My mom has been a Religious Education (CCD) teacher for almost fifteen years, so my family’s status within the congregation has always been elevated. Going to CCD meant memorizing the Our Father, the Hail Mary, the Glory Be and countless other prayers whose rules I hated. In classes before holidays our names would be randomly selected and placed on a list telling us the order of when we would go to confession. While walking down the low-lit hallway my mind scavenged for my mistakes. We would receive a list beforehand, almost like a menu, containing possible sins to confess. Did you go to church on Sunday? Did you lie to your parents? Did you steal a cookie? Did you curse? The answers were always the same. By the end of my CCD career my priest must have thought I was a cookie addict who loved lying to his parents, missing church and cursing. I always found it funny that two Hail Mary’s and an Our Father would cure my fake cookie stealing addiction. While the penance part of confession became easier, sitting in an enclosed dark cell with a priest on the other side continued to scare me. Does He need to know everything I do all the time and will my priest tell Him? I trusted my priest like a family member and still do. As a recovering alcoholic, he of all people was able to show me that God truly does forgive.
I began talking to God again around the same time everyone around me started to die. The comforting scent of my pillow was a more desirable place for a conversation than a dirtied leather pew seven or eight rows back that hosted the stench of the entire geriatric population. What I got from a simple cry for help was more than I did from boring Passover dinners from my dad’s side of the family.
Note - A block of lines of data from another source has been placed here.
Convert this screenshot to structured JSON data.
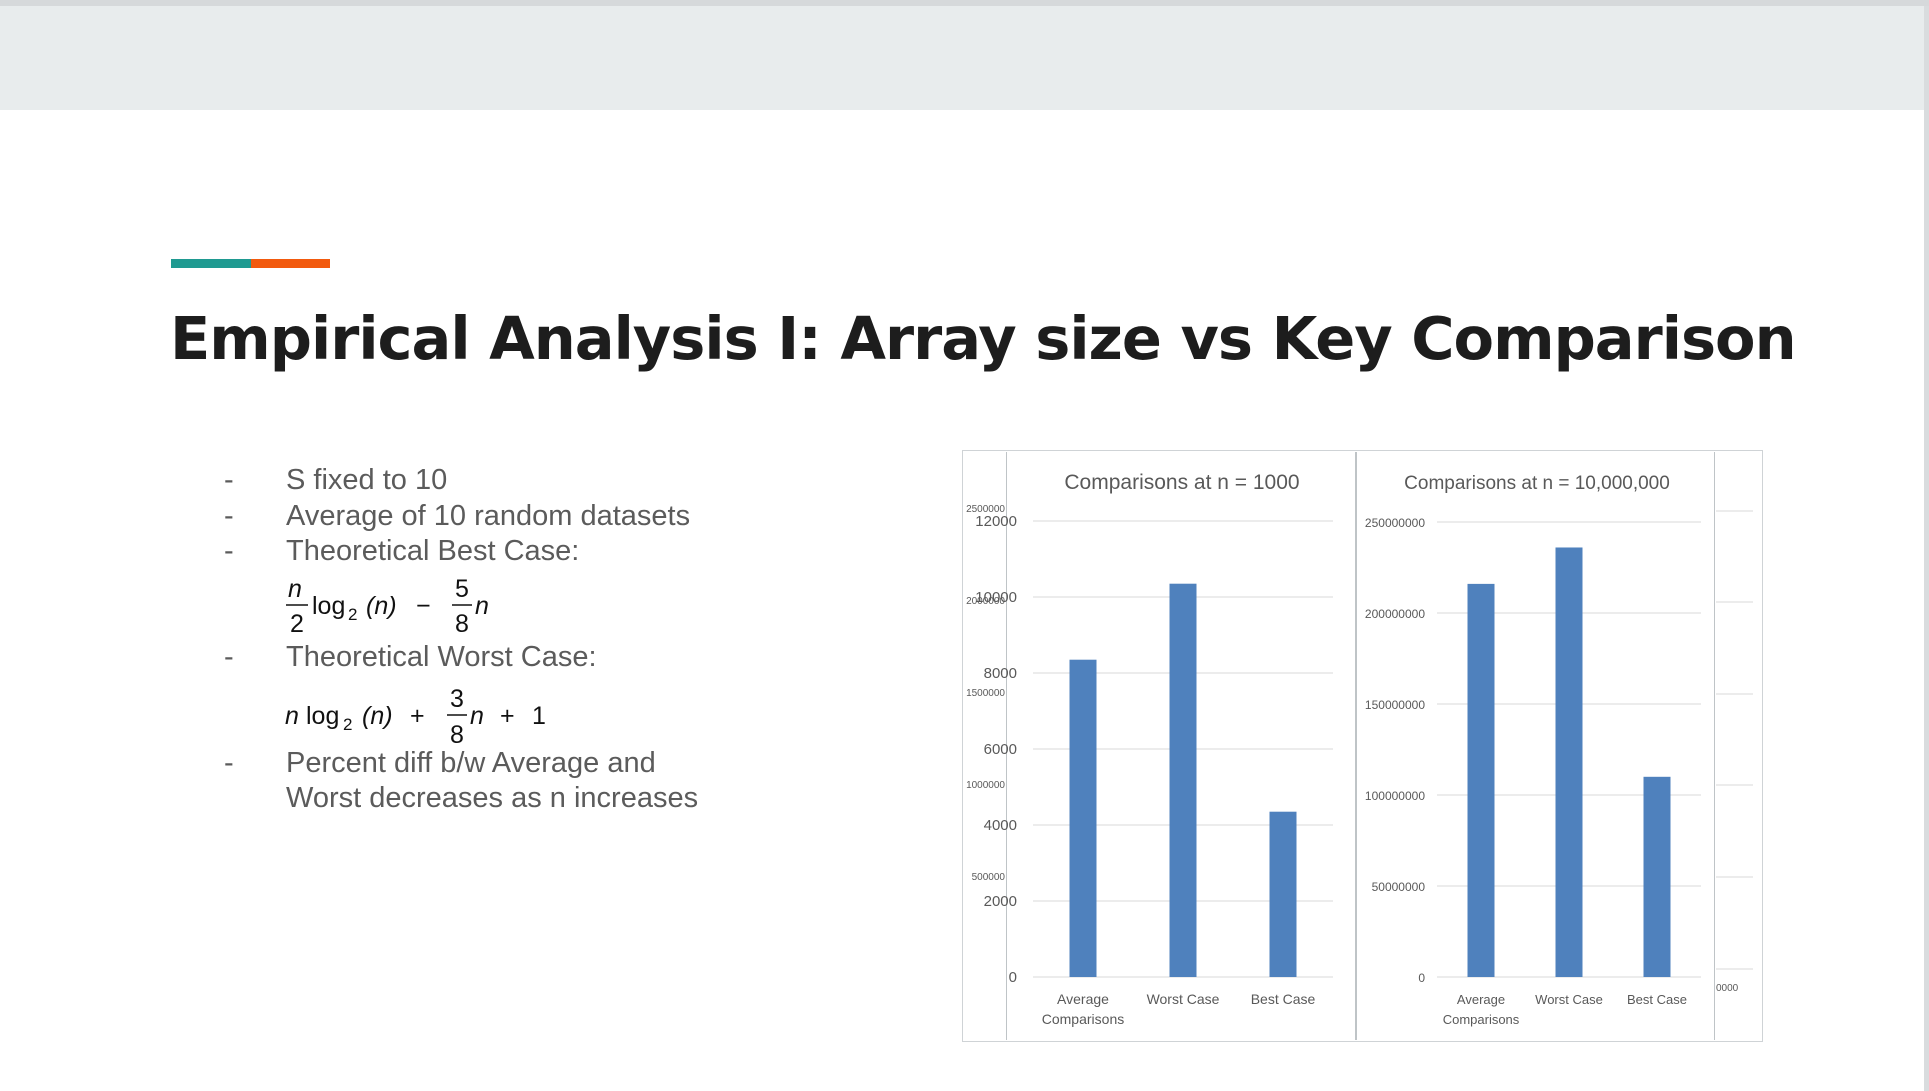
{
  "slide": {
    "title": "Empirical Analysis I: Array size vs Key Comparison",
    "bullets": [
      {
        "dash": "-",
        "text": "S fixed to 10"
      },
      {
        "dash": "-",
        "text": "Average of 10 random datasets"
      },
      {
        "dash": "-",
        "text": "Theoretical Best Case:"
      },
      {
        "dash": "-",
        "text": "Theoretical Worst Case:"
      },
      {
        "dash": "-",
        "text": "Percent diff b/w Average and"
      },
      {
        "dash": "",
        "text": "Worst decreases as n increases"
      }
    ],
    "formulas": {
      "best": {
        "n_num": "n",
        "n_den": "2",
        "log": "log",
        "base": "2",
        "arg": "(n)",
        "minus": "−",
        "frac_num": "5",
        "frac_den": "8",
        "tail": "n"
      },
      "worst": {
        "lead": "n",
        "log": "log",
        "base": "2",
        "arg": "(n)",
        "plus": "+",
        "frac_num": "3",
        "frac_den": "8",
        "tail": "n",
        "plus2": "+",
        "one": "1"
      }
    },
    "colors": {
      "accent_teal": "#1f9a91",
      "accent_orange": "#f25a0e",
      "bar": "#4f81bd",
      "grid": "#d9d9d9",
      "axis_text": "#595959"
    }
  },
  "chart_data": [
    {
      "type": "bar",
      "title": "Comparisons  at n = 1000",
      "categories": [
        "Average Comparisons",
        "Worst Case",
        "Best Case"
      ],
      "category_lines": [
        [
          "Average",
          "Comparisons"
        ],
        [
          "Worst Case"
        ],
        [
          "Best Case"
        ]
      ],
      "values": [
        8350,
        10350,
        4350
      ],
      "ylim": [
        0,
        12000
      ],
      "yticks": [
        0,
        2000,
        4000,
        6000,
        8000,
        10000,
        12000
      ],
      "ytick_labels": [
        "0",
        "2000",
        "4000",
        "6000",
        "8000",
        "10000",
        "12000"
      ],
      "grid": true
    },
    {
      "type": "bar",
      "title": "Comparisons at n = 10,000,000",
      "categories": [
        "Average Comparisons",
        "Worst Case",
        "Best Case"
      ],
      "category_lines": [
        [
          "Average",
          "Comparisons"
        ],
        [
          "Worst Case"
        ],
        [
          "Best Case"
        ]
      ],
      "values": [
        216000000,
        236000000,
        110000000
      ],
      "ylim": [
        0,
        250000000
      ],
      "yticks": [
        0,
        50000000,
        100000000,
        150000000,
        200000000,
        250000000
      ],
      "ytick_labels": [
        "0",
        "50000000",
        "100000000",
        "150000000",
        "200000000",
        "250000000"
      ],
      "grid": true
    },
    {
      "type": "bar",
      "partial": "left-cropped",
      "ytick_labels": [
        "500000",
        "1000000",
        "1500000",
        "2000000",
        "2500000"
      ],
      "grid": true
    },
    {
      "type": "bar",
      "partial": "right-cropped",
      "ytick_labels": [
        "0000"
      ],
      "grid": true
    }
  ]
}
With each death I assured myself that I would go back to church yet never made my way. I began to wonder what more needed to happen for me to want to come back. I admired friends’ parents who went to Bible study and friends who wrote Bible verses on their wrist. All I had to show for my faith was Nonno’s tarnished gold chain hidden underneath my shirt and an ashed forehead once a year in February.
At this point in my life God’s track record is pretty horrible. I continue to stare out of my car window or at my ceiling fan going in circles waiting for His, what I would imagine are, large dark eyes to appear and assure me everything will be okay. Eventually I close my eyes and dream of that same perfect world I ask for, only waking up to the same problems. And so I continue waiting for the moment I “wake up” and come back to the Catholic church willingly. I’m afraid that once my grandma dies no one will pray for me and that everything will begin to fall apart. Every now and then I can feel my mother’s harsh grip on my wrist trying to drag me back to her faith. We both know that I’m her last hope and it scares her to think about how her kids don't go to church anymore. And so I continue to wait for Him to give me a sign that everything will be okay as I start to dust off my rosary beads and pray.